# Reupholstering dining chairs



## mkonz (Feb 28, 2008)

I am working on reupholstering my dining room chairs. I bought 2" foam from the local fabric store and am using a commercial grade, plastic backed fabric.

When we completed the first chair, upon sitting on it, we noticed that the air in the foam/cushion exits slowly and when you stand up, it slowly refills. Upon exiting, it makes a whooshing sound.

I'm sure this would not be a problem if the fabric weren't plastic backed.

We can't pull the fabric tight enough that there would be no air remaining in the foam. We're considering putting small pin holes in the fabric (likely in the side of the cushion where there's less likelihood of spills, but I'm not sure that's a great idea.

Any suggestions? I'd like to get these chairs done so I can have a great dinner party and show off my work!

Thanks


----------



## yummy mummy (Sep 11, 2006)

I think you are correct in thinking that if it was not plastic covered, the fabric that you would not have this problem.

I think that the pin holes would not work, as I think they would be very small and possible over time rip the fabric.

Can you somehow sew another fabric that is not plastic backed, to your existing fabric and that may help.

Maybe a two inch fabric right down the middle of the seat, or more stripes down the middle of the seat. It would give you a different look but would solve the problem.

Just my 2 cents......


----------



## mkonz (Feb 28, 2008)

I'm not following your idea of sewing additional fabric to the existing - it'll still have that plastic layer either way, preventing the air from escaping easily, right?
I tried pulling the plastic backing off the fabric and it's not easy, so I'm thinking it's supposed to be there.


----------



## PassionateDIY'er (Feb 28, 2008)

I would suggest using a different fabric and save the plastic backed fabric for another project. A second question, did you get the right kind of foam for the seats?


----------



## yummy mummy (Sep 11, 2006)

mkonz said:


> I'm not following your idea of sewing additional fabric to the existing - it'll still have that plastic layer either way, preventing the air from escaping easily, right?
> I tried pulling the plastic backing off the fabric and it's not easy, so I'm thinking it's supposed to be there.


 
Sorry, I didn't make myself clear.

What I meant was that you would cut a strip of your fabric, say 4 inches wide and then a strip of the new fabric, that doesn't have the backing on it, and sew them together.

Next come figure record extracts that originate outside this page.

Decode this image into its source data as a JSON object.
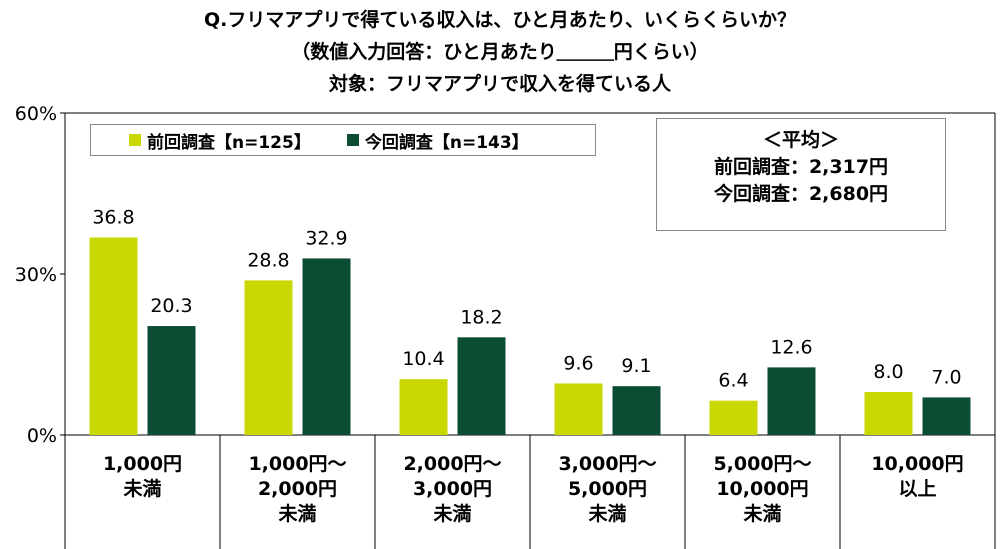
{
  "title_lines": [
    "Q.フリマアプリで得ている収入は、ひと月あたり、いくらくらいか？",
    "（数値入力回答：ひと月あたり＿＿＿円くらい）",
    "対象：フリマアプリで収入を得ている人"
  ],
  "legend": [
    {
      "label": "前回調査【n=125】",
      "color": "#c9d800"
    },
    {
      "label": "今回調査【n=143】",
      "color": "#0b4d33"
    }
  ],
  "average": {
    "heading": "＜平均＞",
    "previous": "前回調査：2,317円",
    "current": "今回調査：2,680円"
  },
  "chart_data": {
    "type": "bar",
    "categories": [
      [
        "1,000円",
        "未満"
      ],
      [
        "1,000円～",
        "2,000円",
        "未満"
      ],
      [
        "2,000円～",
        "3,000円",
        "未満"
      ],
      [
        "3,000円～",
        "5,000円",
        "未満"
      ],
      [
        "5,000円～",
        "10,000円",
        "未満"
      ],
      [
        "10,000円",
        "以上"
      ]
    ],
    "series": [
      {
        "name": "前回調査【n=125】",
        "values": [
          36.8,
          28.8,
          10.4,
          9.6,
          6.4,
          8.0
        ]
      },
      {
        "name": "今回調査【n=143】",
        "values": [
          20.3,
          32.9,
          18.2,
          9.1,
          12.6,
          7.0
        ]
      }
    ],
    "value_labels": [
      [
        "36.8",
        "28.8",
        "10.4",
        "9.6",
        "6.4",
        "8.0"
      ],
      [
        "20.3",
        "32.9",
        "18.2",
        "9.1",
        "12.6",
        "7.0"
      ]
    ],
    "y_ticks": [
      "0%",
      "30%",
      "60%"
    ],
    "ylim": [
      0,
      60
    ],
    "colors": [
      "#c9d800",
      "#0b4d33"
    ]
  }
}
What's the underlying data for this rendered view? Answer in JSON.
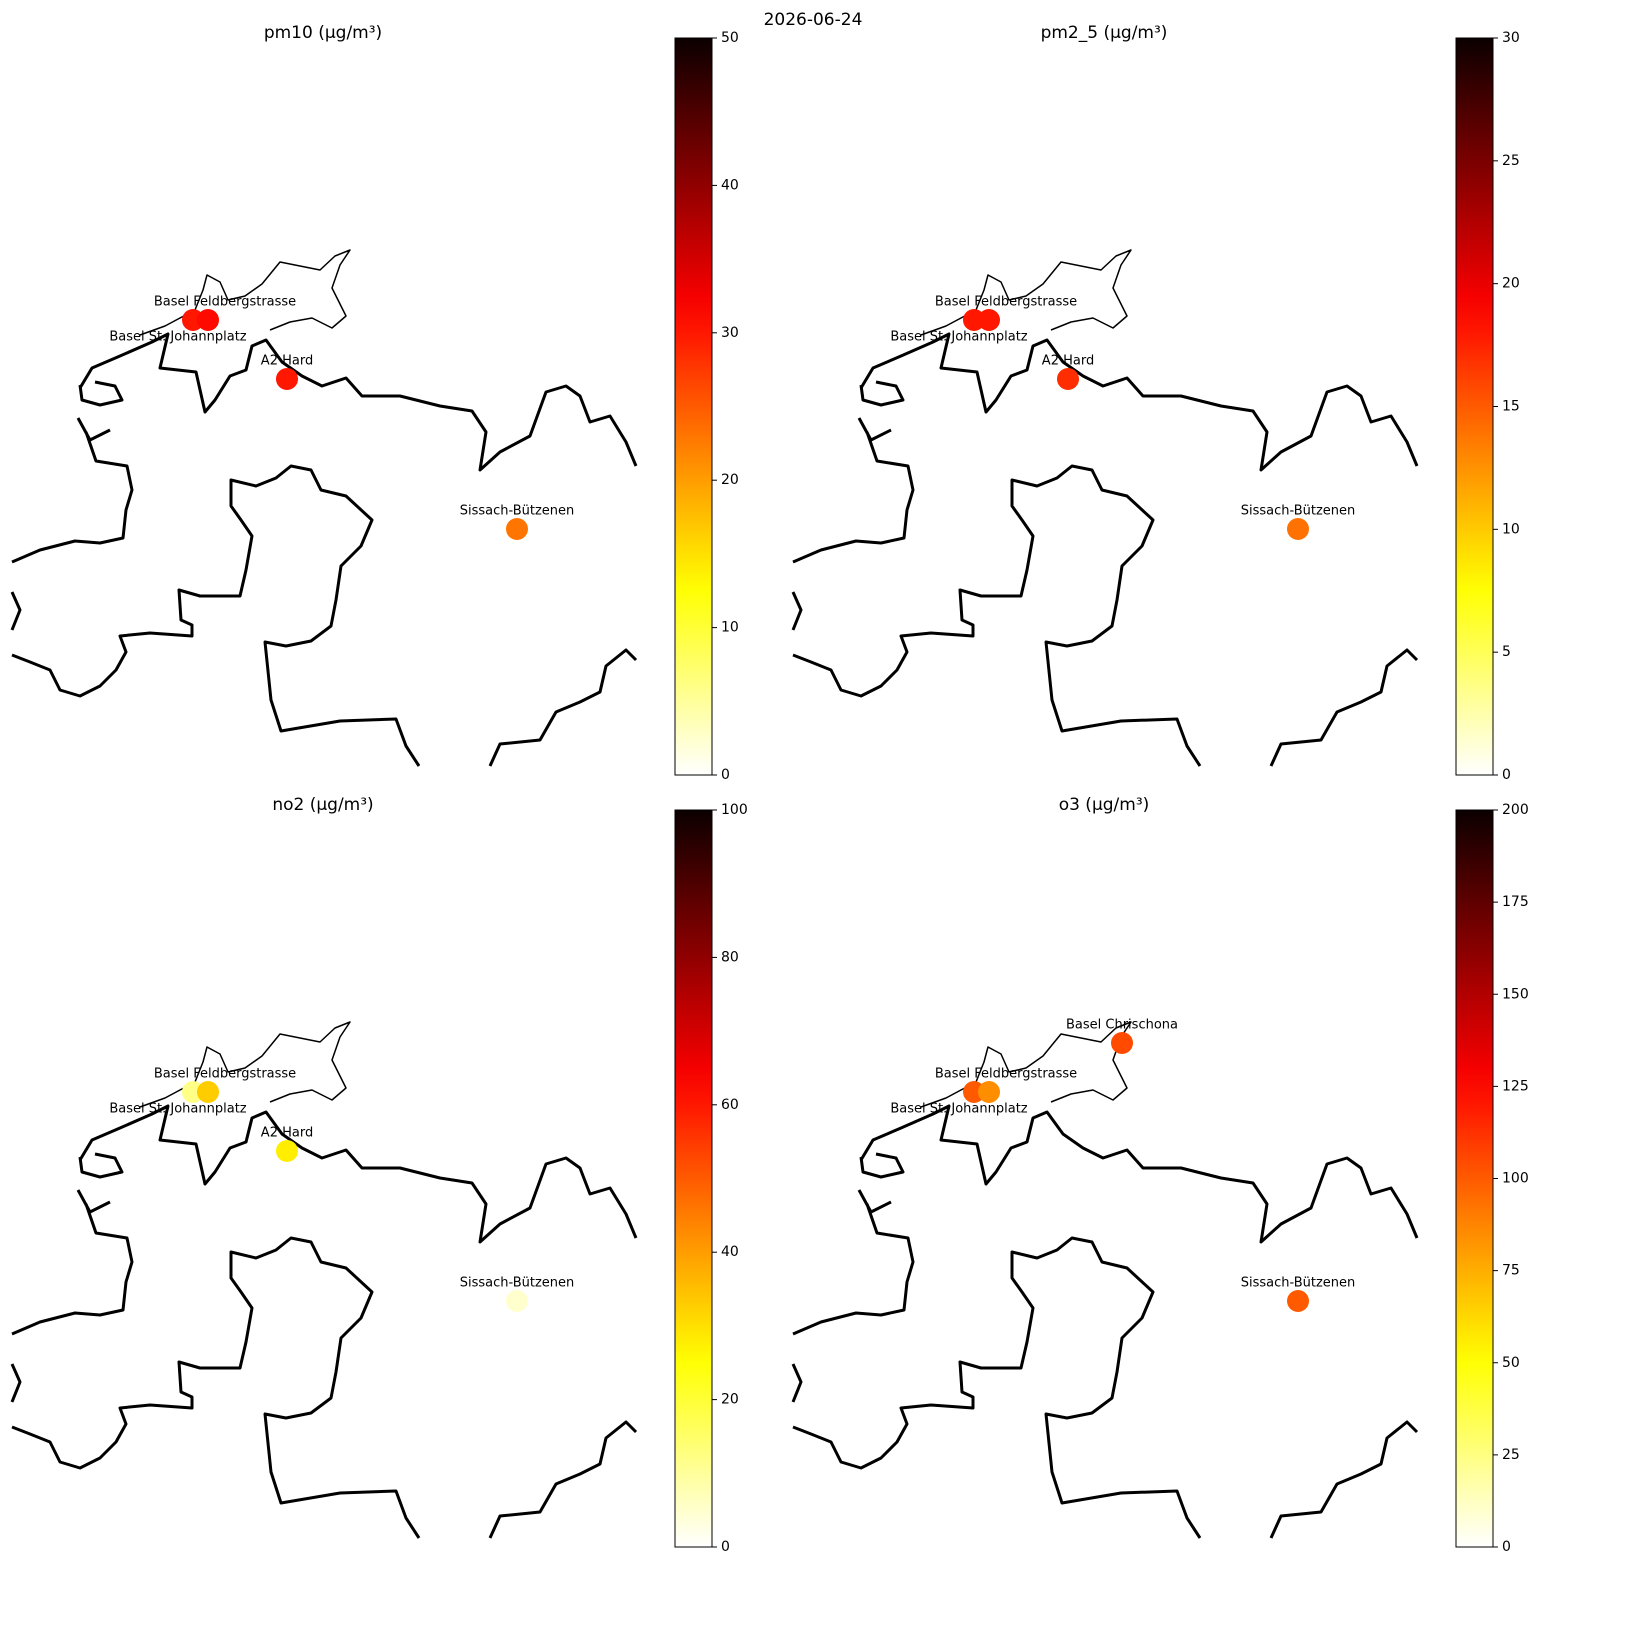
{
  "title": "2026-06-24",
  "chart_data": [
    {
      "type": "map",
      "title": "pm10 (µg/m³)",
      "colormap": "hot_r",
      "categories": [
        "Basel St. Johannplatz",
        "Basel Feldbergstrasse",
        "A2 Hard",
        "Sissach-Bützenen"
      ],
      "values": [
        30,
        31,
        30,
        23
      ],
      "colorlim": [
        0,
        50
      ],
      "colorticks": [
        0,
        10,
        20,
        30,
        40,
        50
      ]
    },
    {
      "type": "map",
      "title": "pm2_5 (µg/m³)",
      "colormap": "hot_r",
      "categories": [
        "Basel St. Johannplatz",
        "Basel Feldbergstrasse",
        "A2 Hard",
        "Sissach-Bützenen"
      ],
      "values": [
        18,
        18,
        17,
        14
      ],
      "colorlim": [
        0,
        30
      ],
      "colorticks": [
        0,
        5,
        10,
        15,
        20,
        25,
        30
      ]
    },
    {
      "type": "map",
      "title": "no2 (µg/m³)",
      "colormap": "hot_r",
      "categories": [
        "Basel St. Johannplatz",
        "Basel Feldbergstrasse",
        "A2 Hard",
        "Sissach-Bützenen"
      ],
      "values": [
        12,
        33,
        28,
        5
      ],
      "colorlim": [
        0,
        100
      ],
      "colorticks": [
        0,
        20,
        40,
        60,
        80,
        100
      ]
    },
    {
      "type": "map",
      "title": "o3 (µg/m³)",
      "colormap": "hot_r",
      "categories": [
        "Basel St. Johannplatz",
        "Basel Feldbergstrasse",
        "Basel Chrischona",
        "Sissach-Bützenen"
      ],
      "values": [
        100,
        85,
        105,
        100
      ],
      "colorlim": [
        0,
        200
      ],
      "colorticks": [
        0,
        25,
        50,
        75,
        100,
        125,
        150,
        175,
        200
      ]
    }
  ]
}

You could actually, even cut smaller squares alternating pieces and create a checkerboard effect, or a harlequin effect, (I think that is what it's called) diamond shaped and put them all together like a puzzle to create the whole piece of fabric and them reupholster the chair.


----------



## Leah Frances (Jan 13, 2008)

While it is not as fun to have dinning chairs without sound effects this isn't a hard fix. Put away your sewing machine (or glue gun) and get out your cordless drill.

I am assuming (at my own risk) that you removed a solid piece of material from the seat of the chair - made of wood or MDF or something. Then you put the foam down covered it with the fabric and affixed it in some manner. Am I right?

If so, drill a hole in the center of the wood. I'd start with something around 1/2 inch bit. Go slow and shallow try not to go any deeper than necessary to make the hole. You don't want to rip into the foam or fabric. Test it out. You may need more than one hole to achieve your desired results.


Resist the urge to staple a flap of rubber to the hole.

Get creative. Use a smaller bit and drill a pretty little design. How about a smiley face, or some puckered up lips, it's not like anyone is going to see it. You could even spell out naughty little messages. Just don't go overboard or Aunt Marge could break it when she sits down for a holiday meal and then you'll have to explain it all to your mom.


----------



## nacko (Jan 29, 2008)

sew whoopie cushions on the top of each chair - the whooshing sounds should then be mostly unnoticable.:thumbup:


----------



## PassionateDIY'er (Feb 28, 2008)

So those holes actually have a purpose! I think Leah is on to something, go with the one inch hole in the middle - too many would weaken the base.


----------